Termina el espectáculo. Voy a buscarlo al colegio, y me pregunta que qué tal ha bailado. «Fenomenal!!» contesto. «Genial!!» Me pide que le quite las cintas y lo consigo con dificultad. Viene mi marido a recogernos y me siento en el coche, a su lado. Lo miro, me mira, frunce el ceño. «Pasó algo?» «Noooo. Todo genial» le contesto. Y me giro a mirar el paisaje mientras bajamos para casa, reflexionando sobre cómo es el ser humano y lo cruel que puede llegar a ser aún sin pretenderlo. Sin querer.

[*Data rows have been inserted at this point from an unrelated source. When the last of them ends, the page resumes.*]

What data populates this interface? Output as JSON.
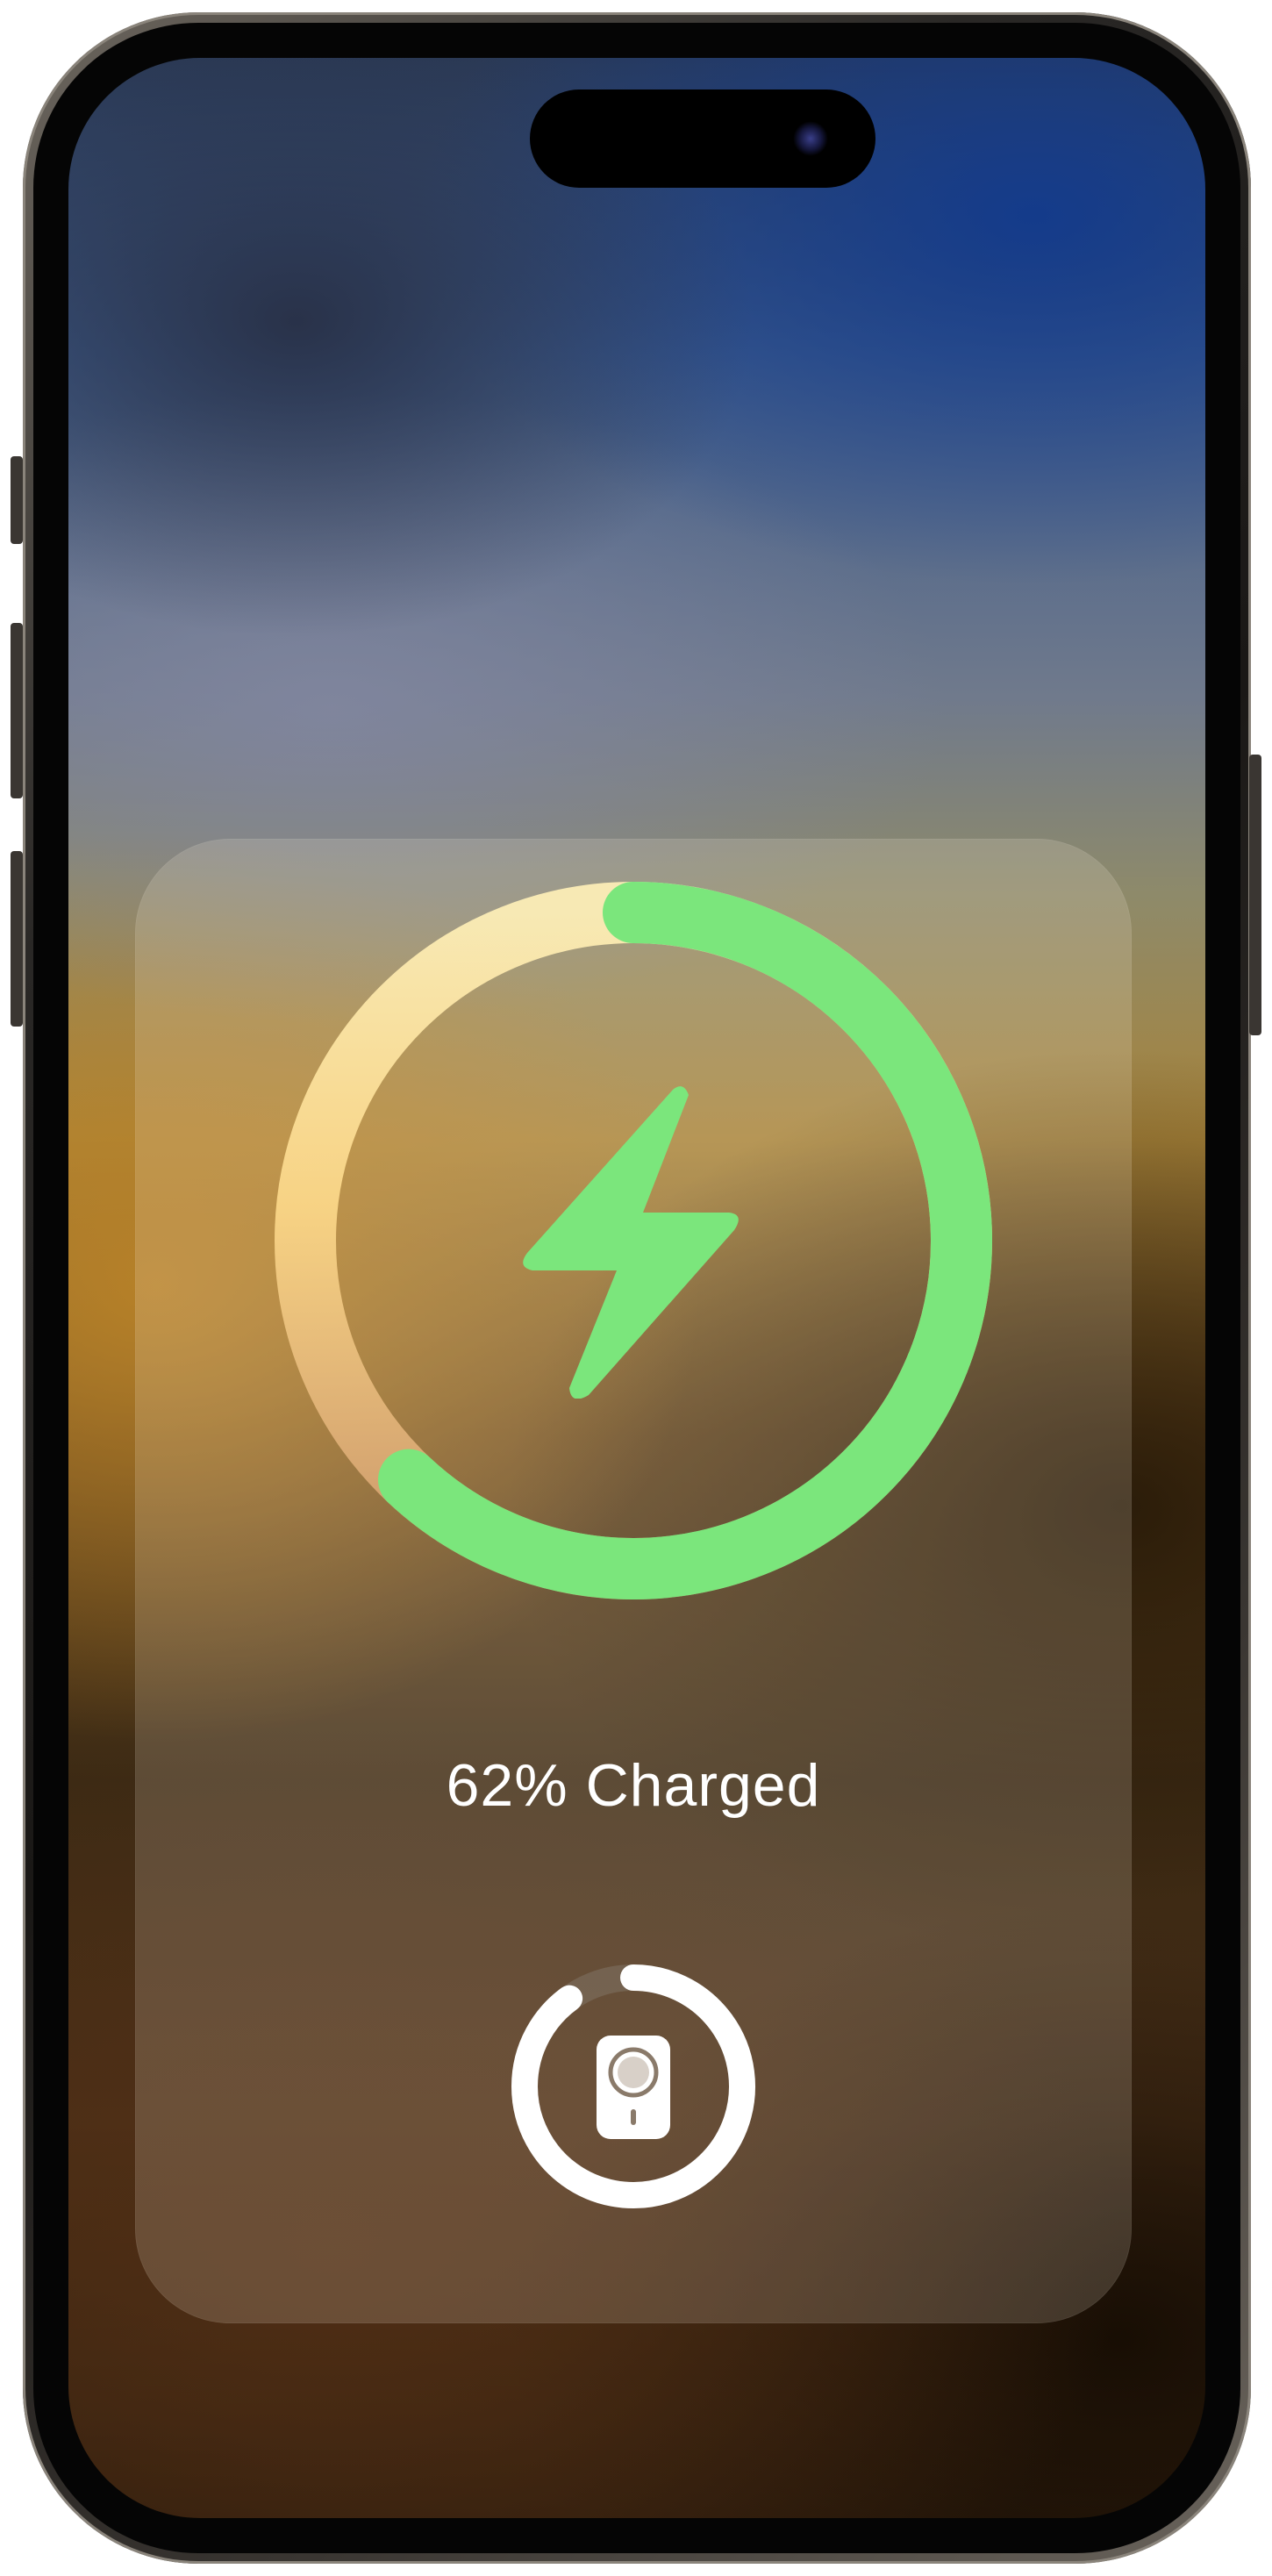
{
  "status": {
    "charge_percent": 62,
    "charge_label": "62% Charged",
    "charging": true
  },
  "accessory": {
    "name": "magsafe-battery-pack-icon",
    "charge_fraction": 0.9
  },
  "icons": {
    "main": "lightning-bolt-icon",
    "accessory": "magsafe-battery-pack-icon"
  },
  "colors": {
    "charge_green": "#7be67c",
    "ring_track_light": "#fde6a6",
    "ring_track_warm": "#d6a874",
    "accessory_ring": "#ffffff",
    "accessory_track": "#7a6a5a",
    "label_text": "#ffffff"
  }
}
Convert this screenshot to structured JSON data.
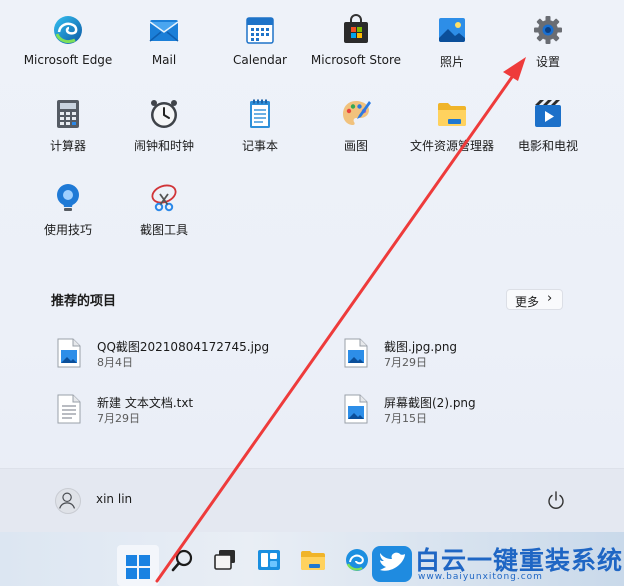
{
  "apps": [
    {
      "id": "edge",
      "label": "Microsoft Edge",
      "icon": "edge-icon"
    },
    {
      "id": "mail",
      "label": "Mail",
      "icon": "mail-icon"
    },
    {
      "id": "calendar",
      "label": "Calendar",
      "icon": "calendar-icon"
    },
    {
      "id": "store",
      "label": "Microsoft Store",
      "icon": "store-icon"
    },
    {
      "id": "photos",
      "label": "照片",
      "icon": "photos-icon"
    },
    {
      "id": "settings",
      "label": "设置",
      "icon": "gear-icon"
    },
    {
      "id": "calculator",
      "label": "计算器",
      "icon": "calculator-icon"
    },
    {
      "id": "clock",
      "label": "闹钟和时钟",
      "icon": "clock-icon"
    },
    {
      "id": "notepad",
      "label": "记事本",
      "icon": "notepad-icon"
    },
    {
      "id": "paint",
      "label": "画图",
      "icon": "paint-icon"
    },
    {
      "id": "explorer",
      "label": "文件资源管理器",
      "icon": "folder-icon"
    },
    {
      "id": "movies",
      "label": "电影和电视",
      "icon": "movies-icon"
    },
    {
      "id": "tips",
      "label": "使用技巧",
      "icon": "tips-icon"
    },
    {
      "id": "snip",
      "label": "截图工具",
      "icon": "snipping-tool-icon"
    }
  ],
  "recommended": {
    "title": "推荐的项目",
    "more_label": "更多",
    "items": [
      {
        "name": "QQ截图20210804172745.jpg",
        "date": "8月4日",
        "icon": "image-file-icon"
      },
      {
        "name": "截图.jpg.png",
        "date": "7月29日",
        "icon": "image-file-icon"
      },
      {
        "name": "新建 文本文档.txt",
        "date": "7月29日",
        "icon": "text-file-icon"
      },
      {
        "name": "屏幕截图(2).png",
        "date": "7月15日",
        "icon": "image-file-icon"
      }
    ]
  },
  "user": {
    "name": "xin lin"
  },
  "watermark": {
    "text": "白云一键重装系统",
    "url": "www.baiyunxitong.com"
  },
  "colors": {
    "accent": "#0067c0",
    "arrow": "#ee3b3b",
    "watermark": "#1f66c4"
  }
}
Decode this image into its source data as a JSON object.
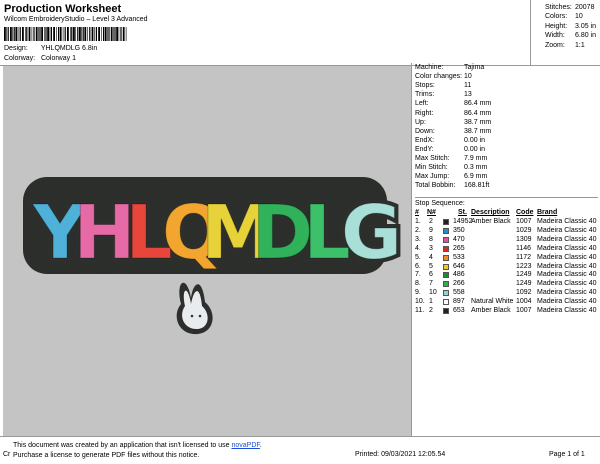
{
  "header": {
    "title": "Production Worksheet",
    "software": "Wilcom EmbroideryStudio – Level 3 Advanced",
    "design_label": "Design:",
    "design_value": "YHLQMDLG 6.8in",
    "colorway_label": "Colorway:",
    "colorway_value": "Colorway 1"
  },
  "stats": [
    {
      "label": "Stitches:",
      "value": "20078"
    },
    {
      "label": "Colors:",
      "value": "10"
    },
    {
      "label": "Height:",
      "value": "3.05 in"
    },
    {
      "label": "Width:",
      "value": "6.80 in"
    },
    {
      "label": "Zoom:",
      "value": "1:1"
    }
  ],
  "design_text": "YHLQMDLG",
  "design_colors": {
    "background": "#c4c4c4",
    "outline": "#2d2f2c",
    "letters": [
      "#4fb0d8",
      "#e66aa6",
      "#e8453c",
      "#f2a62f",
      "#e8d23a",
      "#2fb25a",
      "#3cc06a",
      "#a8e0d8"
    ],
    "bunny": "#e9ecef"
  },
  "machine": [
    {
      "label": "Machine:",
      "value": "Tajima"
    },
    {
      "label": "Color changes:",
      "value": "10"
    },
    {
      "label": "Stops:",
      "value": "11"
    },
    {
      "label": "Trims:",
      "value": "13"
    },
    {
      "label": "Left:",
      "value": "86.4 mm"
    },
    {
      "label": "Right:",
      "value": "86.4 mm"
    },
    {
      "label": "Up:",
      "value": "38.7 mm"
    },
    {
      "label": "Down:",
      "value": "38.7 mm"
    },
    {
      "label": "EndX:",
      "value": "0.00 in"
    },
    {
      "label": "EndY:",
      "value": "0.00 in"
    },
    {
      "label": "Max Stitch:",
      "value": "7.9 mm"
    },
    {
      "label": "Min Stitch:",
      "value": "0.3 mm"
    },
    {
      "label": "Max Jump:",
      "value": "6.9 mm"
    },
    {
      "label": "Total Bobbin:",
      "value": "168.81ft"
    }
  ],
  "stop_sequence": {
    "title": "Stop Sequence:",
    "headers": {
      "stop": "#",
      "needle": "N#",
      "st": "St.",
      "description": "Description",
      "code": "Code",
      "brand": "Brand"
    },
    "rows": [
      {
        "stop": "1.",
        "needle": "2",
        "color": "#222222",
        "st": "14952",
        "description": "Amber Black",
        "code": "1007",
        "brand": "Madeira Classic 40"
      },
      {
        "stop": "2.",
        "needle": "9",
        "color": "#1e8fc8",
        "st": "350",
        "description": "",
        "code": "1029",
        "brand": "Madeira Classic 40"
      },
      {
        "stop": "3.",
        "needle": "8",
        "color": "#e0519b",
        "st": "470",
        "description": "",
        "code": "1309",
        "brand": "Madeira Classic 40"
      },
      {
        "stop": "4.",
        "needle": "3",
        "color": "#d62a2a",
        "st": "265",
        "description": "",
        "code": "1146",
        "brand": "Madeira Classic 40"
      },
      {
        "stop": "5.",
        "needle": "4",
        "color": "#f18a1c",
        "st": "533",
        "description": "",
        "code": "1172",
        "brand": "Madeira Classic 40"
      },
      {
        "stop": "6.",
        "needle": "5",
        "color": "#f2c81e",
        "st": "646",
        "description": "",
        "code": "1223",
        "brand": "Madeira Classic 40"
      },
      {
        "stop": "7.",
        "needle": "6",
        "color": "#1b8a3a",
        "st": "486",
        "description": "",
        "code": "1249",
        "brand": "Madeira Classic 40"
      },
      {
        "stop": "8.",
        "needle": "7",
        "color": "#2bb24a",
        "st": "266",
        "description": "",
        "code": "1249",
        "brand": "Madeira Classic 40"
      },
      {
        "stop": "9.",
        "needle": "10",
        "color": "#8fd3d6",
        "st": "558",
        "description": "",
        "code": "1092",
        "brand": "Madeira Classic 40"
      },
      {
        "stop": "10.",
        "needle": "1",
        "color": "#ffffff",
        "st": "897",
        "description": "Natural White",
        "code": "1004",
        "brand": "Madeira Classic 40"
      },
      {
        "stop": "11.",
        "needle": "2",
        "color": "#222222",
        "st": "653",
        "description": "Amber Black",
        "code": "1007",
        "brand": "Madeira Classic 40"
      }
    ]
  },
  "footer": {
    "notice_line1": "This document was created by an application that isn't licensed to use ",
    "notice_link": "novaPDF",
    "notice_line1_end": ".",
    "notice_line2": "Purchase a license to generate PDF files without this notice.",
    "cr_text": "Cr",
    "printed": "Printed: 09/03/2021 12:05.54",
    "page": "Page 1 of 1"
  }
}
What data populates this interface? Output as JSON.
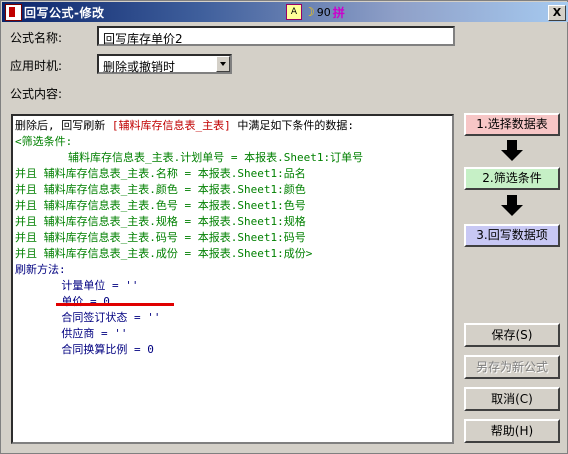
{
  "window": {
    "title": "回写公式-修改",
    "close_glyph": "X"
  },
  "ime": {
    "icon1": "A",
    "icon3": "90",
    "icon4": "拼"
  },
  "form": {
    "name_label": "公式名称:",
    "name_value": "回写库存单价2",
    "timing_label": "应用时机:",
    "timing_value": "删除或撤销时",
    "content_label": "公式内容:"
  },
  "editor": {
    "l1_a": "删除后, 回写刷新 ",
    "l1_b": "[辅料库存信息表_主表]",
    "l1_c": " 中满足如下条件的数据:",
    "l2": "<筛选条件:",
    "l3": "        辅料库存信息表_主表.计划单号 = 本报表.Sheet1:订单号",
    "l4": "并且 辅料库存信息表_主表.名称 = 本报表.Sheet1:品名",
    "l5": "并且 辅料库存信息表_主表.颜色 = 本报表.Sheet1:颜色",
    "l6": "并且 辅料库存信息表_主表.色号 = 本报表.Sheet1:色号",
    "l7": "并且 辅料库存信息表_主表.规格 = 本报表.Sheet1:规格",
    "l8": "并且 辅料库存信息表_主表.码号 = 本报表.Sheet1:码号",
    "l9": "并且 辅料库存信息表_主表.成份 = 本报表.Sheet1:成份>",
    "l10": "刷新方法:",
    "l11": "       计量单位 = ''",
    "l12": "       单价 = 0",
    "l13": "       合同签订状态 = ''",
    "l14": "       供应商 = ''",
    "l15": "       合同换算比例 = 0"
  },
  "steps": {
    "step1": "1.选择数据表",
    "step2": "2.筛选条件",
    "step3": "3.回写数据项"
  },
  "buttons": {
    "save": "保存(S)",
    "save_as": "另存为新公式",
    "cancel": "取消(C)",
    "help": "帮助(H)"
  }
}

Sé que no lo ha hecho porque sea un cabronazo, su profesor lo ha hecho porque no quiere ningún problema con él de aquí a que se jubile que será el año que viene. Y comienzo a pensar que tal vez no sea buena idea planear un viaje de fin de curso mi hijo con la clase. Y reflexiono sobre que acabamos de terminar el curso y ya tengo que ir agarrándome los machos para el siguiente. Pero, si Dios quiere y tengo salud. lucharé por todos sus derechos y todos sus deseos, ya sea ir al viaje o no, hacer exámenes adaptados o no, o lo que surga. Solo espero mucha salud y mucha paciencia.
Cuando termino de reflexionar, cierro los ojos, doy un suspiro enorme, me giro para mi hijo y le digo, «enhorabuena!! Solo te ha quedado francés!!» Y con esa frase cierro la etapa escolar de quinto de primaria.